My psychiatrist was at a loss. She prescribed Ativan for the anxiety, increasing it to the point where "a 300 pound man should pass out". It didn't touch my symptoms. She increased the anti-depressants weekly, changing out this combination for that. The depression worsened. She gave me strong sleeping pills with the hope that decreasing my exhaustion would lessen my symptoms. I continued to lie awake at night. And with each medication came the side effects... headaches, nausea, the dizziness and the foggy head. This went on for months. I was in my very own special version of hell, slipping away from my family and friends, and losing all sense of reality. I prayed for the end.

It was January 2019. I was scheduled for a flight to Florida the next day to visit my parents with Mike, Emily and Hallie. Mike and I sat in my doctor's office for the fifth time in two weeks, after what had been a particularly bad panic attack. Her office was the only point of destination I'd managed in over six weeks, and we were desperate for answers.

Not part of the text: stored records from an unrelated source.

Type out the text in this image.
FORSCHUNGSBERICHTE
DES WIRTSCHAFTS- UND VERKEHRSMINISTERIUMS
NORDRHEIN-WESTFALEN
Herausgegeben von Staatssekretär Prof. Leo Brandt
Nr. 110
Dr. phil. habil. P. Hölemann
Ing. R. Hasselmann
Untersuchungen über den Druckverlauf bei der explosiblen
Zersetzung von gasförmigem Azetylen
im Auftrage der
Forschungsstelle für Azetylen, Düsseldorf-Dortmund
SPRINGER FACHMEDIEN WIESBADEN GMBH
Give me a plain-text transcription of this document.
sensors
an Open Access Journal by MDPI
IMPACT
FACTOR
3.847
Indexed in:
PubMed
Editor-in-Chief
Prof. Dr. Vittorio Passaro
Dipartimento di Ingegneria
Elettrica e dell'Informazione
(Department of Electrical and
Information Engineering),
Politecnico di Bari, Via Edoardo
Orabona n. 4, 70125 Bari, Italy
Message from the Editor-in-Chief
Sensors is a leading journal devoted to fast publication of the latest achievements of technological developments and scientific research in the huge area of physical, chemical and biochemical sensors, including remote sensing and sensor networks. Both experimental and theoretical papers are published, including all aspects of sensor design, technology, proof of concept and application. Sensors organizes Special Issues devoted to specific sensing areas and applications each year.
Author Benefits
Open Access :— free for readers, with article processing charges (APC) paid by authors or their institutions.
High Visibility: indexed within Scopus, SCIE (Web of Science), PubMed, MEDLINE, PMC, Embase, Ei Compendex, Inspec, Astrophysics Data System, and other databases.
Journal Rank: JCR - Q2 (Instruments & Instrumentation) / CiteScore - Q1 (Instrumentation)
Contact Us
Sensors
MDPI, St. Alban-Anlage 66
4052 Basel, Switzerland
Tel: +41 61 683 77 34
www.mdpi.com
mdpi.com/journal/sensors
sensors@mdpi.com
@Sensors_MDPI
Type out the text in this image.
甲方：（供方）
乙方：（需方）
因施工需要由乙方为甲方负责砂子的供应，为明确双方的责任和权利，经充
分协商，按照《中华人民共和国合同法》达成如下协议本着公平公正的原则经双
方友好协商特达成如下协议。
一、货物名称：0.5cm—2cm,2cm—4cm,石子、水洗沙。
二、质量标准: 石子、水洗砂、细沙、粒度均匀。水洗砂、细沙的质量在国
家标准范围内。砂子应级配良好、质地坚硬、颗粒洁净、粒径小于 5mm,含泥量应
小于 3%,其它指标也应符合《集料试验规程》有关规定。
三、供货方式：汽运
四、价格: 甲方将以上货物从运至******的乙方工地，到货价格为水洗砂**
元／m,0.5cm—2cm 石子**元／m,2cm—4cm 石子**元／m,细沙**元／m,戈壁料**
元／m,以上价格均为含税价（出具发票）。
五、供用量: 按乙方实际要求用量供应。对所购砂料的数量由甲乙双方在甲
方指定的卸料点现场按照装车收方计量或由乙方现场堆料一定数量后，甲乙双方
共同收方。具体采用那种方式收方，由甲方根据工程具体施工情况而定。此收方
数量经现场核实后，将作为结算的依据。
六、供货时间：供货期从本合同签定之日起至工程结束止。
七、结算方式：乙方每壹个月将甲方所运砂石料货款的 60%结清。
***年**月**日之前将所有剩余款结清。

"Stephanie. I think you have Bipolar Disorder", she stated. She said some other words after that, but I couldn't hear them because the world was melting away and her voice was coming from, what seemed like, fifty feet away. Mike asked some intelligible questions.... "What did this mean?" "How could we treat it?", but I just sat there with ringing in my ears. She talked about how I was presenting differently than a classic case of Bipolar - calling it "Bipolar Not Otherwise Specified" - with the anxiety standing in for the stereotypical episodes of mania. She explained that with Bipolar, an increased amount of antidepressant would lead to an increase in the depression itself, as it did with me. She explained that with Bipolar, there were often other disorders present, as there was with my OCD and Generalized Anxiety. She explained that with Bipolar, the highs and lows (or in my case, the anxiety and depression) came in cycles like mine did. She explained ME.

My doctor indicated that I was going to be starting a new drug regimen that would now include something called a "mood stabilizer", designed to do exactly that. She was going to send me off to Florida the next day with the strongest form of the drug available, and should we notice an immediate and positive change, her diagnosis would be all but confirmed.

Mike and I left the appointment overwhelmed with the information we had just received, asking each other what this diagnosis meant in both the short and long run, and holding in our hands the prescription that may just be the key to solving my problem.

Within three days the positive change was apparent, and we could finally put a name to what was happening.

It has been a long and hard road, the year from hell. And we're still trying to figure out what it all means, despite the amazing progress that I've made with the help of my doctor, parents, and Mike. But I needed to share my story if I was going to be true to what I preach... I couldn't continue to advocate for mothers struggling with mental illness if I was hiding my own. In the coming weeks, I plan on sharing some survival tips and tricks that have really made a huge difference in my life since my diagnosis - some good needs to come from the bad. For today though, I'll just say this: Being a mother is hard. But being a mother with a mental illness adds a whole extra, complicated layer - especially when you can't talk about it. So please moms.... talk about it. Find the strength in yourselves and come forward so we can start to normalize the issue of motherhood and mental health. We can be there for one another and come through to the other side together and stronger.